Colin McRae believes the balance of power in the World Rally Championship may have shifted away from Scandinavia and towards the UK after he and Richard Burns made it consecutive British one-twos with a dominant performance on the Cyprus Rally

The Scottish Ford ace headed home Englishman Burns' Subaru by 16.4s on the ultra-rough Cypriot stages, with Spain's Carlos Sainz taking third for Ford, another 10.1s behind the Impreza driver. In contrast, the top Scandinavian was Finland's Pasi Hagstroem in sixth, some 9m32s behind McRae, after the likes of Tommi Makinen, Marcus Gronholm and Harri Rovanpera failed to go the distance.

"Maybe the days of the Finns are over?" grinned McRae after taking his second victory of the season and the 22nd of his WRC career. "It would be nice to be asked why British rally drivers are so fast for a change..."

McRae's win has vaulted him into third in the drivers' standings, just seven points behind Makinen. And with another rough surface event up next, McRae is confident of mounting a genuine title attack.

"For sure, we're now in the running for the championship," he said. "With a good result on the Acropolis, we'll be right up there."

Cyprus became a tactical game of dare over the opening two legs, with the driver who judged it to perfection and started the final leg behind the 'road-sweeping' leader having the best chance of success on the final day's eight-stage charge. But McRae, who started the final leg in second overall, believes it was less crucial than many believed it would be.

"The cleaning of the stages by the guy in front was pretty much at a minimum," he shrugged. "In fact, I thought today would be a lot tighter and closer than it turned out to be. It is close, but I thought it would be a matter of a few seconds."

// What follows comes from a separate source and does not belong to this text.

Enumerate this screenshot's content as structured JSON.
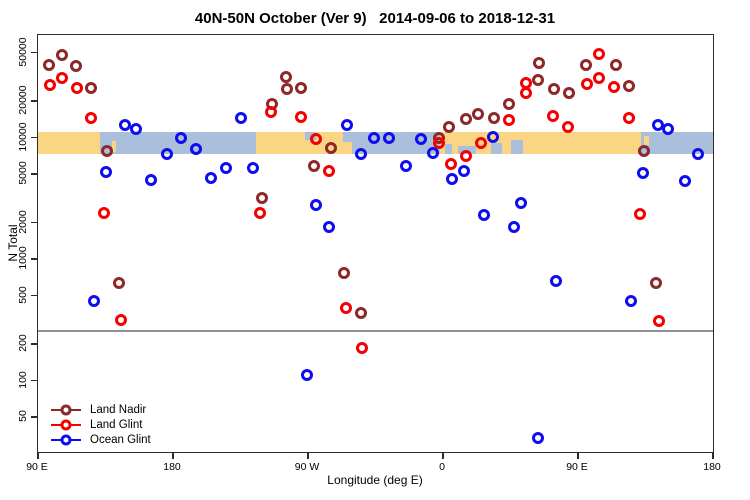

Burns, too, was surprised by the size of the final margin, saying: "Colin took more time than I expected. I tried everything I could, but the gap still took me by surprise a little."

Burns, one of the pre-season favourites, has yet to win a rally this season, but moves into fourth overall with his second runner-up finish in a row.

"We wanted to be winning these rallies, not second," he said. "But at least it is second, instead of not finishing at all. At least it helps us in the championship."

The teams now have just a week to re-group before embarking on the recce for Greece's car-breaking Acropolis Rally, which runs from June 15-17.